A supergroup is an exciting concept for musicians and fans alike, a chance for the best artists in their genre to mix their creative juices.

Perhaps closest to Superheavy in terms of stature and output (reggae influence aside) the Travelling Wilburys succeeded in moulding the colossal talents of George Harrison, Bob Dylan, Tom Petty, Roy Orbison and Jeff Lynne into two self-indulgent and road weary albums of disposable country rock.

As far as successful supergroups go, Cream have been vaunted as the greatest ever, consisting of guitarist Eric Clapton, drummer Ginger Baker and bassist Jack Bruce.

But their short and fiery time together (four albums between 1966 and 1968) exposes the biggest drawback for supergroups – superegos. Their intense on-stage musical duels were undermined by less appealing rows in the dressing room.

Clapton could also be dubbed the ‘college bike of Supergroups’ after turning up for any stellar jams and taking part in The Yardbirds, John Mayall & the Bluesbreakers, Cream and Derek and the Dominos.

The Supergroups true era was the Seventies, with the initial breakthrough of line-ups that sounded more like legal firms than bands: Crosby, Stills, Nash and Young, or Emerson, Lake and Palmer.

Heavy rock bands fall particularly hard for the phenomenon with Black Sabbath, Guns N’ Roses, Deep Purple and Led Zeppelin swapping members as if picking car keys out of a bowl.

The Foo Fighters are by their very nature a Supergroup formed from the wreckage of other bands with Pat Smear having played in The Germs and Nirvana. Also drummer Taylor Hawkins played with Sass Jordan and Alanis Morissette.

But the Foos are held together by a common musical drive and the self-styled ‘nicest man in Rock’ – Dave Grohl, it’s hard to imagine him forcing his creative vision on band mates. Gentle art of persuasion is the best influence eh Dave?
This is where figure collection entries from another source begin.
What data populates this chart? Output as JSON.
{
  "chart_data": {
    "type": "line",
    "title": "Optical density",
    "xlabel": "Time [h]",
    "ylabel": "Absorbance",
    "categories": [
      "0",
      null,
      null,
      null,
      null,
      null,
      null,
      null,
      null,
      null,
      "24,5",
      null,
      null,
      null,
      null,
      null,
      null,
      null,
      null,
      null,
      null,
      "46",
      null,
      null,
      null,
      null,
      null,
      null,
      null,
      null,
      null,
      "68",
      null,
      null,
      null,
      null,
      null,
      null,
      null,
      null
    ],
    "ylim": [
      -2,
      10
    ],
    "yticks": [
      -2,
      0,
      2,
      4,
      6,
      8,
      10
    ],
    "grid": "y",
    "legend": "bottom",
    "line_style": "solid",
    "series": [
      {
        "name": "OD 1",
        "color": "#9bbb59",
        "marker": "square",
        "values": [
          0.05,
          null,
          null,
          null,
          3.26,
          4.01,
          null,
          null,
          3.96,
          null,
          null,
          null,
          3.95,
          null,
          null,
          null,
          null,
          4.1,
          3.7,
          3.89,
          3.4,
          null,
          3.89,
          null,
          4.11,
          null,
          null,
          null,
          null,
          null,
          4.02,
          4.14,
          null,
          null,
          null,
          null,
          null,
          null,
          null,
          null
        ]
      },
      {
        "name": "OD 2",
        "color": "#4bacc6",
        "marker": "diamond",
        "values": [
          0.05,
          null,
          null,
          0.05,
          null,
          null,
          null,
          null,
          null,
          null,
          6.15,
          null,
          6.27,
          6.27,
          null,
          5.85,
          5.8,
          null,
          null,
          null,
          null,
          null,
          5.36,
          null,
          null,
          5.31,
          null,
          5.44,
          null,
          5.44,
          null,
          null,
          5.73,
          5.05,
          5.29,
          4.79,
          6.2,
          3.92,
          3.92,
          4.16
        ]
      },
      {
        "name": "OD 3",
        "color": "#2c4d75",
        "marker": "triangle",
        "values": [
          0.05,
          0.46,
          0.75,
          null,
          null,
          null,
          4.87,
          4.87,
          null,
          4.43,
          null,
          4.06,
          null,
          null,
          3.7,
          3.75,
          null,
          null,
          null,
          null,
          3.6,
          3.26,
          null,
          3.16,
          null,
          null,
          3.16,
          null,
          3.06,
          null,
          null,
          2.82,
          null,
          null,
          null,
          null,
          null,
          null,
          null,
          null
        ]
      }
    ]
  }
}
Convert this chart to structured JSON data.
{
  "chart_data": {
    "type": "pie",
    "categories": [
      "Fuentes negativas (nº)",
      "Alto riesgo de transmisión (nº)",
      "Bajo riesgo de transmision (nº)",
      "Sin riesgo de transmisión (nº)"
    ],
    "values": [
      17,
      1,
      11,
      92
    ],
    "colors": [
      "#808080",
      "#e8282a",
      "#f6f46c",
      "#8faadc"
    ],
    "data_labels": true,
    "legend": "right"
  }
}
More recently Dave teamed up with long standing Queens of the Stone Age friend Josh Homme and Led Zeppelin bassist John Paul Jones for Them Crooked Vultures, who succeeded in crafting an album of beguiling potency by recognising who does what best and letting them do it.

Any project Jack White puts his name to is dubbed an ‘experimental supergroup’, with The White Stripes legend being able to try out Beatles style harmonies and take a back seat on the drums.

The Dead Weather, which also pull in talent from The Kills’ Alison Mosshart, QOTSA Dean Fertita and White’s very own mini me – Little Jack Lawrence, also achieve moments of supreme musical clarity.

But they lack the raw intensity and power of Jack’s overarching musical genius on The White Stripes and he soon moves on to a new project, like a muse with ADHD.

The lifespan of any supergroup is limited by its very nature – most often formed by talented malcontents of other bands.

Fuelled by the battling of egos, the energy creates excitement, but also means breakups are inevitable.